Continuant nostre routte, navigasmes par trois jours sans rien descouvrir.--RABELAIS.
"There is a beautiful structure," said Mr. Chainmail, as they glided by Lechlade church; "a subject for the pencil, Captain. It is a question worth asking, Mr. Mac Quedy, whether the religious spirit which reared these edifices, and connected with them everywhere an asylum for misfortune, and a provision for poverty, was not better than the commercial spirit, which has turned all the business of modern life into schemes of profit and processes of fraud and extortion. I do not see, in all your boasted improvements, any compensation for the religious charity of the twelfth century. I do not see any compensation for that kindly feeling which, within their own little communities, bound the several classes of society together, while full scope was left for the development of natural character, wherein individuals differed as conspicuously as in costume. Now, we all wear one conventional dress, one conventional face; we have no bond of union but pecuniary interest; we talk anything that comes uppermost for talking's sake, and without expecting to be believed; we have no nature, no simplicity, no picturesqueness: everything about us is as artificial and as complicated as our steam-machinery: our poetry is a kaleidoscope of false imagery, expressing no real feeling, portraying no real existence. I do not see any compensation for the poetry of the twelfth century."
MR. MAC QUEDY. I wonder to hear you, Mr. Chainmail, talking of the religious charity of a set of lazy monks and beggarly friars, who were much more occupied with taking than giving; of whom those who were in earnest did nothing but make themselves and everybody about them miserable with fastings and penances, and other such trash; and those who were not, did nothing but guzzle and royster, and, having no wives of their own, took very unbecoming liberties with those of honester men. And as to your poetry of the twelfth century, it is not good for much.
MR. CHAINMAIL. It has, at any rate, what ours wants, truth to nature and simplicity of diction.
The poetry, which was addressed to the people of the dark ages, pleased in proportion to the truth with which it depicted familiar images, and to their natural connection with the time and place to which they were assigned. In the poetry of our enlightened times, the characteristics of all seasons, soils, and climates may be blended together with much benefit to the author's fame as an original genius. The cowslip of a civic poet is always in blossom, his fern is always in full feather; he gathers the celandine, the primrose, the heath-flower, the jasmine, and the chrysanthemum all on the same day and from the same spot; his nightingale sings all the year round, his moon is always full, his cygnet is as white as his swan, his cedar is as tremulous as his aspen, and his poplar as embowering as his beech. Thus all nature marches with the march of mind; but among barbarians, instead of mead and wine, and the best seat by the fire, the reward of such a genius would have been to be summarily turned out of doors in the snow, to meditate on the difference between day and night and between December and July. It is an age of liberality, indeed, when not to know an oak from a burdock is no disqualification for sylvan minstrelsy.
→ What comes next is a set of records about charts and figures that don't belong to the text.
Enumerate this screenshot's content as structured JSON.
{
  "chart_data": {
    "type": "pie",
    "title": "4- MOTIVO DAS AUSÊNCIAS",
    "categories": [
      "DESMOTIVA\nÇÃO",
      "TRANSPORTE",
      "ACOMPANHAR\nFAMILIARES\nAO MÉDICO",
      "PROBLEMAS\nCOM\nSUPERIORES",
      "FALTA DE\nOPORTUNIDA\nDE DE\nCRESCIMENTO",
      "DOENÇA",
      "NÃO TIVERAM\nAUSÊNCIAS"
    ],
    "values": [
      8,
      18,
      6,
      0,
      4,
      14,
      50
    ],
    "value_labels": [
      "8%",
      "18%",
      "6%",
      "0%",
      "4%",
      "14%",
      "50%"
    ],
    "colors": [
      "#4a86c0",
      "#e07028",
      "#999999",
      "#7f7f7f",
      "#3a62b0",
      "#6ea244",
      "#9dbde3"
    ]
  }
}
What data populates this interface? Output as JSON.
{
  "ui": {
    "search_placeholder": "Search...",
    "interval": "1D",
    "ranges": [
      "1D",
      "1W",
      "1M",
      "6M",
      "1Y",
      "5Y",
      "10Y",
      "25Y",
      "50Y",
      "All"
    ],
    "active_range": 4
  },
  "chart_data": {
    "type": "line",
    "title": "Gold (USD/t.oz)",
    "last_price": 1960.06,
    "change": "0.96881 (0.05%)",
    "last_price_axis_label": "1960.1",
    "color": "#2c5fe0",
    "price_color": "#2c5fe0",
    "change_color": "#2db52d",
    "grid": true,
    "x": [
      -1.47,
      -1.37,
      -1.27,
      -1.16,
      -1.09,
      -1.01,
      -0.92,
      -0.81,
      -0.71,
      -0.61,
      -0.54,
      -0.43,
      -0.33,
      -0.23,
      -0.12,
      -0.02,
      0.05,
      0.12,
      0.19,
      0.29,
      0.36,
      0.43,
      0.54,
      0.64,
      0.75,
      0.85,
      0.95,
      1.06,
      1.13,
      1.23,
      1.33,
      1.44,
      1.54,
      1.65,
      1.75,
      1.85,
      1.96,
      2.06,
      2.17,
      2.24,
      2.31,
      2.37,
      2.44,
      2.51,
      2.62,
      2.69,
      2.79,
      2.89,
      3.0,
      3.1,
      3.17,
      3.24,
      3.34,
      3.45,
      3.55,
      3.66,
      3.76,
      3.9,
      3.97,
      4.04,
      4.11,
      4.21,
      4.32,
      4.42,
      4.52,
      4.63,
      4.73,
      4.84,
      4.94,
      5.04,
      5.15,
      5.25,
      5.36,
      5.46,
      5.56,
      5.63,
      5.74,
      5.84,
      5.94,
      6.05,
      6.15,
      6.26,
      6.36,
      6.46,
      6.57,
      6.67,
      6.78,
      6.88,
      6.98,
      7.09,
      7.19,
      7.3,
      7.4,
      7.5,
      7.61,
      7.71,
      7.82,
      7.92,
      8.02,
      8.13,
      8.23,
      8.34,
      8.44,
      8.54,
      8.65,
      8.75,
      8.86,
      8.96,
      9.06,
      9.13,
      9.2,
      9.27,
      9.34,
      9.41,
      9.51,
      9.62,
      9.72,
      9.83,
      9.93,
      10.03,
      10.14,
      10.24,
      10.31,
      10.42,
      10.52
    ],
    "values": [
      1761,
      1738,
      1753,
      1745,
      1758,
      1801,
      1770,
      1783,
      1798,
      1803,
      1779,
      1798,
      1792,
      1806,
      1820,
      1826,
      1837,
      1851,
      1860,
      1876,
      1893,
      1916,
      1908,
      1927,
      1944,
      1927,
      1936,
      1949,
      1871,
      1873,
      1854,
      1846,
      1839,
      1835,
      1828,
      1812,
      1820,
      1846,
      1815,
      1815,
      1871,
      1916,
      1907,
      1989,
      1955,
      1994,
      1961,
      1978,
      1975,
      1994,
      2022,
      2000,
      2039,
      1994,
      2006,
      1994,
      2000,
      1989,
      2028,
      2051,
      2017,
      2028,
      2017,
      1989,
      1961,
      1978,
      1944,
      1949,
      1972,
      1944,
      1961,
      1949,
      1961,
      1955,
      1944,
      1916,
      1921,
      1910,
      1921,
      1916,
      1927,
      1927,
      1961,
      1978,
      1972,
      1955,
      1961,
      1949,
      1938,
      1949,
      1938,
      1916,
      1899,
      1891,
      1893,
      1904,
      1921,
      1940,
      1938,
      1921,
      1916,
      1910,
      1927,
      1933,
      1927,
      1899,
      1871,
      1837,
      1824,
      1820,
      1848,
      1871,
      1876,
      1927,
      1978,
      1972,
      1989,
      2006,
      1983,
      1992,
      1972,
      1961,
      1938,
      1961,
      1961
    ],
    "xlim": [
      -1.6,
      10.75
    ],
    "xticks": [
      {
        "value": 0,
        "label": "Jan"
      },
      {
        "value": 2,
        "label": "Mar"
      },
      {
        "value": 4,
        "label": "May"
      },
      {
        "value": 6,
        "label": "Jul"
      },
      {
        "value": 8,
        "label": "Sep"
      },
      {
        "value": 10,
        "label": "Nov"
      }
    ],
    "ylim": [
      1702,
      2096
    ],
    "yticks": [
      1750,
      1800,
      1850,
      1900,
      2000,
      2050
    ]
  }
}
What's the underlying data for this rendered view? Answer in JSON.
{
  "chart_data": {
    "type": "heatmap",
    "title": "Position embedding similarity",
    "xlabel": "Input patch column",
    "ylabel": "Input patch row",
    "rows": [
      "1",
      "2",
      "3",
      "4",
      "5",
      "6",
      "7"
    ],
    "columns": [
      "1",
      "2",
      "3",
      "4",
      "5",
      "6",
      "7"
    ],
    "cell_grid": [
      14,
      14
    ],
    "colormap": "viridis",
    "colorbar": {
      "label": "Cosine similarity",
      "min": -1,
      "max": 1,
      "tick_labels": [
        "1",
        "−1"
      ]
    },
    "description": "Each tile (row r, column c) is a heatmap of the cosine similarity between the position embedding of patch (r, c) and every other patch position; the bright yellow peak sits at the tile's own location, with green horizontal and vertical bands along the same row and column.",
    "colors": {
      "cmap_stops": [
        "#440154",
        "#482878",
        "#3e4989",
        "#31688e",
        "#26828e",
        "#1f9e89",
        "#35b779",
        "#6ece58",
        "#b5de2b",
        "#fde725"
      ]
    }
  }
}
I am for truth and simplicity.
REV. DR. FOLLIOTT.--Let him who loves them read Greek: Greek, Greek, Greek.
MR. MAC QUEDY.--If he can, sir.
REV. DR. FOLLIOTT.--Very true, sir; if he can. Here is the Captain who can. But I think he must have finished his education at some very rigid college, where a quotation or any other overt act showing acquaintance with classical literature was visited with a severe penalty. For my part, I make it my boast that I was not to be so subdued. I could not be abated of a single quotation by all the bumpers in which I was fined.
In this manner they glided over the face of the waters, discussing everything and settling nothing. Mr. Mac Quedy and the Reverend Doctor Folliott had many digladiations on political economy: wherein, each in his own view, Doctor Folliott demolished Mr. Mac Quedy's science, and Mr. Mac Quedy demolished Dr. Folliott's objections.
We would print these dialogues if we thought anyone would read them; but the world is not yet ripe for this haute sagesse Pantagrueline. We must therefore content ourselves with an echantillon of one of the Reverend Doctor's perorations.
"You have given the name of a science to what is yet an imperfect inquiry, and the upshot of your so-called science is this: that you increase the wealth of a nation by increasing in it the quantity of things which are produced by labour: no matter what they are, no matter how produced, no matter how distributed. The greater the quantity of labour that has gone to the production of the quantity of things in a community, the richer is the community.